En lisse, Modeste Bahati, président sortant du Sénat, à la tête de la quatrième force de la majorité, mais aussi Christophe Mboso, président du bureau provisoire de l’assemblée et président de l’Assemblée nationale de la dernière législature, à la tête de la douzième force de l’USN. On cite également Christophe Lutundula, à la tête d’un petit parti qui n’a jamais eu plus de deux élus. Le but de la manœuvre n’échappe à personne : humilier Vital Kamerhe, en le faisant éliminer à la loyale, en donnant un mot d’ordre aux députés de voter, de préférence, pour le vieux Mboso, malléable à souhait.

Mais ces stratagèmes ne sont pas susceptibles d’inscrire le pouvoir dans la durée. Juste à côté de la RDC, au Congo Brazzaville, l’on se rappelle comment Pascal Lissouba avait fragilisé lui-même son pouvoir démocratiquement acquis. En effet, à l’issue des élections législatives de 1992, le président brazza-congolais avait voulu humilir ses partenaires du PCT de l’ancien président Denis Sassou Nguesso –  qui lui avaient pourtant apporté un soutien important lors du deuxième tour face à Bernard Kolelas – en refusant la présidence de l’Assemblée nationale au PCT pour l’accorder à Ange Edouard Poungui, chef de l’Union pour le progrès social et la démocratie (UPSD), un petit parti qui n’avait que deux élus.

Le renversement d’alliance avait durablement fragilisé le pouvoir de Lissouba et plongé le Congo dans la crise.
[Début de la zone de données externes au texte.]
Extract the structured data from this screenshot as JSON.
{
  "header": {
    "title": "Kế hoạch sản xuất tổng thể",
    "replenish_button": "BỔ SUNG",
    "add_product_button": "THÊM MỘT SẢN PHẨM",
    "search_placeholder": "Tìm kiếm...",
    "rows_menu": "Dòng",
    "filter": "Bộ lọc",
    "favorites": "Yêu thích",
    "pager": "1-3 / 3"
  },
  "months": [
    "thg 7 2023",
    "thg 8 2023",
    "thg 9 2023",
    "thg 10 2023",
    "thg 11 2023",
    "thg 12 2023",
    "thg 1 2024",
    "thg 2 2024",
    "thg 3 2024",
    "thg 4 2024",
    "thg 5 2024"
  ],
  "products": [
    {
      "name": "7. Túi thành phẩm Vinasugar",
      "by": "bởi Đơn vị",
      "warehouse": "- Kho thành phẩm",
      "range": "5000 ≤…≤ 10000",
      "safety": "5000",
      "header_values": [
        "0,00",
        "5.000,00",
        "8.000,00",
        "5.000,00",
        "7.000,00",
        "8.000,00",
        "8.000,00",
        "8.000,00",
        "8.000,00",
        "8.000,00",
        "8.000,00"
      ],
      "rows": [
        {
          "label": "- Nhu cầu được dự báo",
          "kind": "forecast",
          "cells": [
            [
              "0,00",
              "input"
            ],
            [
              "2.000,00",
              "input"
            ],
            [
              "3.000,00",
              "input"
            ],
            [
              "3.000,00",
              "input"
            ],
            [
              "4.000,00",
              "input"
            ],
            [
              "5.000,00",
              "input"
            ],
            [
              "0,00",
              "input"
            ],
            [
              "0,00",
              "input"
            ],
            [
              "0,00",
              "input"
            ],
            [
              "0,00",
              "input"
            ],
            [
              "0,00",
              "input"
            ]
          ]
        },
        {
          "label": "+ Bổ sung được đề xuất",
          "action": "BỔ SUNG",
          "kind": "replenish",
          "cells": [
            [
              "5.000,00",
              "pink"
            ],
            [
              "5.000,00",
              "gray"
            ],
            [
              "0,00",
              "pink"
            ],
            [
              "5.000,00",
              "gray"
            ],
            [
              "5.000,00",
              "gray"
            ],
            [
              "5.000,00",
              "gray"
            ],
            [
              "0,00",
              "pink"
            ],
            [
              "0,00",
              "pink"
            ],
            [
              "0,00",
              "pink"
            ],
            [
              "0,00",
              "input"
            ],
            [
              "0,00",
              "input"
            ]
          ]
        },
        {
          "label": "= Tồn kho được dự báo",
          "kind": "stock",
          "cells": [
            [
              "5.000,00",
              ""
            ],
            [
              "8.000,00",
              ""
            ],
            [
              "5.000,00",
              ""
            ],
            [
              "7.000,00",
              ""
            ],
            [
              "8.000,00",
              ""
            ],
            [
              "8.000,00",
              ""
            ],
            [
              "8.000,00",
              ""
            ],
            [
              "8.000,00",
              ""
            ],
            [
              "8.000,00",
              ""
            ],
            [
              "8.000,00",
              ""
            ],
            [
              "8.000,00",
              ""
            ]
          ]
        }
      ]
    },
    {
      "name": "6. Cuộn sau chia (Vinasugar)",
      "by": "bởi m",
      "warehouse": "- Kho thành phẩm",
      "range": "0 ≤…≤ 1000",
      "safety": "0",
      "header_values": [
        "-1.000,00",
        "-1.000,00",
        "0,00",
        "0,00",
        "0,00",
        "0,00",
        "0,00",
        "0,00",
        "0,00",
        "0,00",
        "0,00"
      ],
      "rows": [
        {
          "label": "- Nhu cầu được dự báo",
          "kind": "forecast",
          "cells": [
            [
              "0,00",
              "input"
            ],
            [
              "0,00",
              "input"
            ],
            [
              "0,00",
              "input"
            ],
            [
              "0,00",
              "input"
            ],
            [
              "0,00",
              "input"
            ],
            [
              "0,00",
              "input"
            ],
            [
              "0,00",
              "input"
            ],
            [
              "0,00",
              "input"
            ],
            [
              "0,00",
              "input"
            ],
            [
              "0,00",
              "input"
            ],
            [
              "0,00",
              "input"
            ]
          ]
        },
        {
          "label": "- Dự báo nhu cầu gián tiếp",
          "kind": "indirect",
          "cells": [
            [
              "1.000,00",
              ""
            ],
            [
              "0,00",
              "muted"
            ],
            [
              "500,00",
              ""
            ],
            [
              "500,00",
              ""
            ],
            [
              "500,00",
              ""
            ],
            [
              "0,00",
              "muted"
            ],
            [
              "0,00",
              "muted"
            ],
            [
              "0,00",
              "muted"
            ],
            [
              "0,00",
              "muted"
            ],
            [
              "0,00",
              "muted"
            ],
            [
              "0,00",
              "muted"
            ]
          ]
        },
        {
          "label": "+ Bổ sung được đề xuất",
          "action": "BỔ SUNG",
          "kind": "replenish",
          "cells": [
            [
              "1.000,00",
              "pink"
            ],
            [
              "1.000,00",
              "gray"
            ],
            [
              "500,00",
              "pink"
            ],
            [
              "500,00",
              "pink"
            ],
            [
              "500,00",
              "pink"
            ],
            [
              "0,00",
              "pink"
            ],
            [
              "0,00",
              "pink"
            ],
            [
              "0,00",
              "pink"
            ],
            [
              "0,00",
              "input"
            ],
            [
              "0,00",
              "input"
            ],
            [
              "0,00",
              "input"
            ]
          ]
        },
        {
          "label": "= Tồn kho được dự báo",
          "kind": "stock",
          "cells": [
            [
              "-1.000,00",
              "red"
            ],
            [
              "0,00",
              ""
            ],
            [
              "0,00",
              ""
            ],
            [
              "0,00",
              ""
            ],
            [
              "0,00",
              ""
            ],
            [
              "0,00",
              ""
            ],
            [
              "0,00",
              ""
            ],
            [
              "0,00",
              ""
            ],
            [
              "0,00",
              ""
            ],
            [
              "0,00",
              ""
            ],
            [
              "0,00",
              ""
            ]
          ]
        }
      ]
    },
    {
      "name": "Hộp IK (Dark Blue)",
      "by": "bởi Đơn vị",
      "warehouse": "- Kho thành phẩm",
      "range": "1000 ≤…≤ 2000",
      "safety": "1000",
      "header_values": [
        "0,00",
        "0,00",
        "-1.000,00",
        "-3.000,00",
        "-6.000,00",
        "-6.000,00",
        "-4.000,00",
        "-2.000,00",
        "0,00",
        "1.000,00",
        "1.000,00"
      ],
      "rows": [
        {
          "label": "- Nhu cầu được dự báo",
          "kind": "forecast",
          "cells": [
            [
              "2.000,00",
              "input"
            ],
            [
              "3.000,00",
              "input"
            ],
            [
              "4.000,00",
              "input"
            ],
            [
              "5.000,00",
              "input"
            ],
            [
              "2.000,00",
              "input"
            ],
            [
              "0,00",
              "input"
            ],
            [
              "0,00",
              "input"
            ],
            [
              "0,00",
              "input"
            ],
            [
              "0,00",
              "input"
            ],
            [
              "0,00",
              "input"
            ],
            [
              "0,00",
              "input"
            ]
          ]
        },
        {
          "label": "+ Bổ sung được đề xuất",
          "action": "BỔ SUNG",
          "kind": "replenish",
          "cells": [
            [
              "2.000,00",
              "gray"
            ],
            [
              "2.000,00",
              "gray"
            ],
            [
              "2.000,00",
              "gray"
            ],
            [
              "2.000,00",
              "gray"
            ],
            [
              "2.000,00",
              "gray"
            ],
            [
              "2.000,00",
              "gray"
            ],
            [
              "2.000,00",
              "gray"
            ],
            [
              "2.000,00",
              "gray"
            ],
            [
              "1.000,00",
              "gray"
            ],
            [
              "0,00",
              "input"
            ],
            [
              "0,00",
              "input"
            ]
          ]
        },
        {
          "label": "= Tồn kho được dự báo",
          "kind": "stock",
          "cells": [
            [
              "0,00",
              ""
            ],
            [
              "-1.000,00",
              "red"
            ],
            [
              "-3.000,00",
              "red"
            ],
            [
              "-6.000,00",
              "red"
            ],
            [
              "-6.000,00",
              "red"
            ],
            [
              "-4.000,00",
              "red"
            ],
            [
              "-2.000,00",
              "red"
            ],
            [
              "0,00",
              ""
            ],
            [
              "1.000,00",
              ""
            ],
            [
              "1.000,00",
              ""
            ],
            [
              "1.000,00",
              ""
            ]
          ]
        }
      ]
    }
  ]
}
Les leçons de l’histoire servent à éviter les erreurs des autres pour ne pas subir leurs conséquences. Dans un pays multipartite, si les élections – et leur corolaire, la représentativité politique des différentes formations en présence – n’ont plus aucune importance, alors on peut bien se demander en quoi la démocratie a encore un sens.